France, défense européenne et l’Europe centrale N°215 - 1ere année

La durée d’une visite officielle raccourcit de jour en jour ! Il est bizarre de ne plus prendre le temps de rencontrer les hommes, ici les Polonais autres que les officiels : mardi 24 mai, quelques heures à Varsovie. Bref, c’est ainsi ! En quelques heures donc a été signé un partenariat stratégique et annoncé l’ouverture complète, avec un an d’avance, du marché du travail aux huit pays entrés dans l’Union européenne en 2004. Ce voyage reprend des thèmes abordés en septembre 2007 par Nicolas Sarkozy en Hongrie.
Sur l’Europe :
L'Europe ne sera pas indépendante tant qu'elle ne sera pas capable de se défendre par elle-même"[….] "Je n'opposerai jamais l'Europe de la défense et l'Otan (...) Il ne s'agit pas dans mon esprit de substituer la politique européenne de défense à l'Alliance atlantique mais bien de créer deux systèmes complémentaires."
Sur la coopération :
" Ce que je viens proposer aux Hongrois aujourd'hui, c'est de poursuivre notre action commune en Europe. Je pense par exemple au domaine énergétique, dans lequel la Hongrie entend tenir un rôle central et constituer une place stratégique concernant les approvisionnements de l'ensemble des acteurs européens "
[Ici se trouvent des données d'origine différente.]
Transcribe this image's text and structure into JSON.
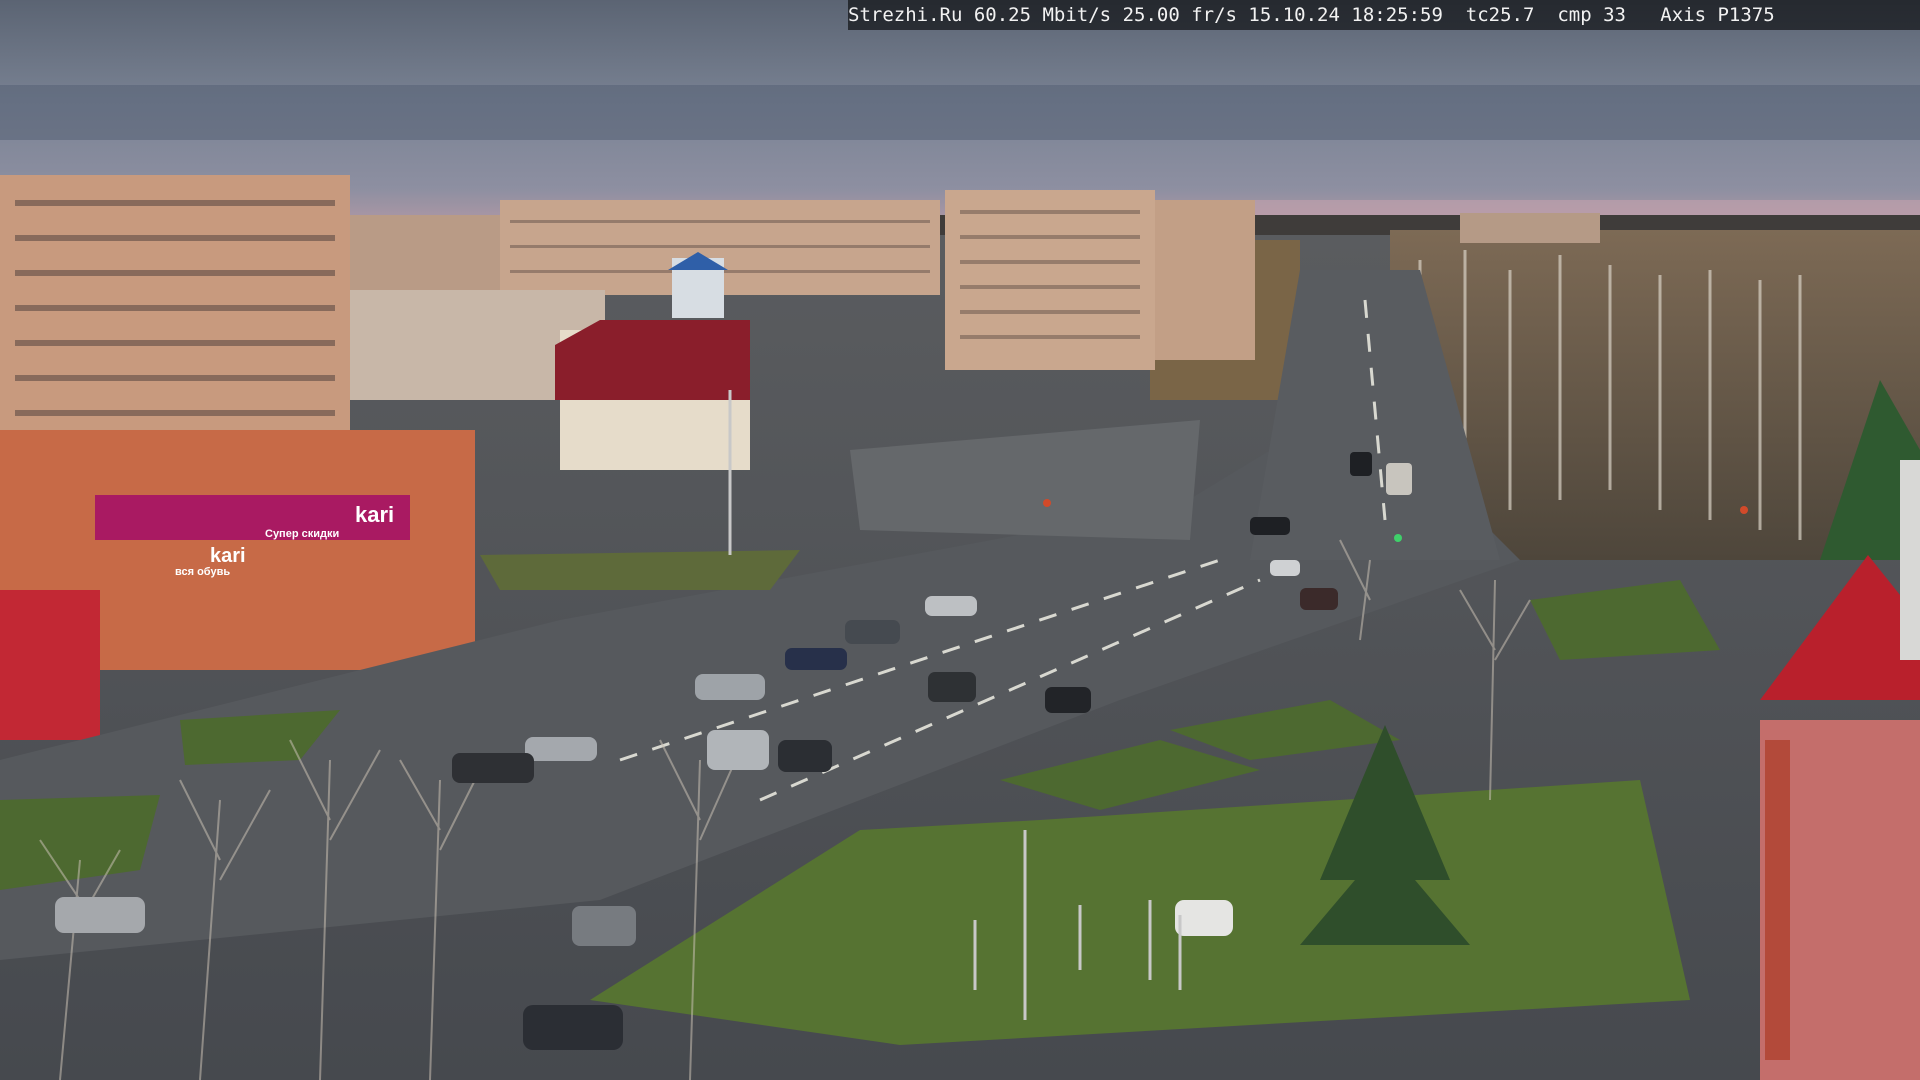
{
  "overlay": {
    "site": "Strezhi.Ru",
    "bitrate": "60.25 Mbit/s",
    "framerate": "25.00 fr/s",
    "date": "15.10.24",
    "time": "18:25:59",
    "tc": "tc25.7",
    "cmp": "cmp 33",
    "camera": "Axis P1375"
  },
  "signs": {
    "store_brand": "kari",
    "store_brand_secondary": "kari",
    "store_slogan": "Супер скидки",
    "store_tagline": "вся обувь"
  },
  "scene": {
    "description_colors": {
      "sky_top": "#5f6878",
      "sky_band": "#8a93a5",
      "horizon_glow": "#c9a9b3",
      "road": "#4e5258",
      "grass": "#4f6b2f",
      "brick": "#c99b7c",
      "kari_magenta": "#b01d6a",
      "red_roof": "#c32030"
    }
  }
}
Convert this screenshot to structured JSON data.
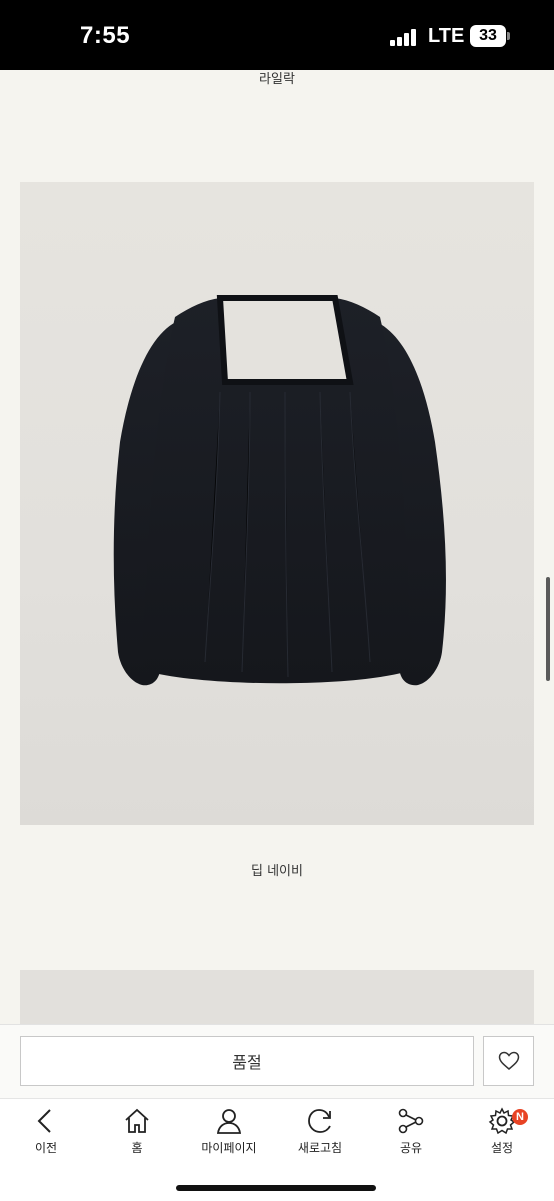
{
  "status_bar": {
    "time": "7:55",
    "network": "LTE",
    "battery": "33"
  },
  "content": {
    "color_label_top": "라일락",
    "product_image_icon": "black-blouse-photo",
    "color_label_main": "딥 네이비"
  },
  "action_bar": {
    "soldout_label": "품절",
    "wish_icon": "heart-icon"
  },
  "bottom_nav": {
    "items": [
      {
        "label": "이전",
        "icon": "back-arrow-icon"
      },
      {
        "label": "홈",
        "icon": "home-icon"
      },
      {
        "label": "마이페이지",
        "icon": "person-icon"
      },
      {
        "label": "새로고침",
        "icon": "refresh-icon"
      },
      {
        "label": "공유",
        "icon": "share-icon"
      },
      {
        "label": "설정",
        "icon": "gear-icon"
      }
    ],
    "settings_badge": "N",
    "badge_color": "#e84324"
  }
}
Et enfin, sur la place de notre continent : "Dans ce monde si violent, si instable (...) l'Europe doit être passionnément raisonnable et passionnément démocratique. L'Europe n'a pas comme seule ambition d'être riche, d'être en croissance, d'avoir le plein emploi. L'Europe doit aussi porter un message politique, un message d'humanisme dans le monde dématérialisé d'aujourd'hui. L'Europe doit être politique ou elle ne sera plus."¹
A la veille de la présidence française, répéter aux pays d’Europe centrale qu’ils sont sur un pied d’égalité est une bonne chose. La phrase cinglante de Jacques Chirac à l’encontre de l’Est ne se séparait pas des conditions de l’invasion de la Mésopotamie, du fameux appel du 30 janvier 2003 signés par huit chefs de gouvernement (République tchèque, Espagne, Portugal, Italie, Grande-Bretagne, Hongrie; Pologne, Danemark) qui appelaient à une unité de vue avec les Etats-Unis complété par la déclaration de Vilnius du 3 février 2003 (Albanie, Bulgarie, Croatie, Estonie, Lettonie, Lituanie, Macédoine, Roumanie, Slovaquie et Slovénie).²
En 2008, le désastre oriental est consommé, les mêmes pays signataires rechignent à envoyer des effectifs supplémentaires en Afghanistan pour une guerre sans durée déterminée, le mandat de Georges Bush se termine, la Russie n’est plus la puissance paria…etc. L’éditorialiste de
Polityka, Adam Szostkiewicz confirmerait-il son écrit d’avril 2007 : " Si j’étais Français, je voterais pour Sarkozy, dans l’espoir qu’il réussisse à créer une nouvelle droite post-chiraquienne, post-gaulliste, qui soit à la hauteur des défis du XXIe siècle et de la France dans le monde… " ?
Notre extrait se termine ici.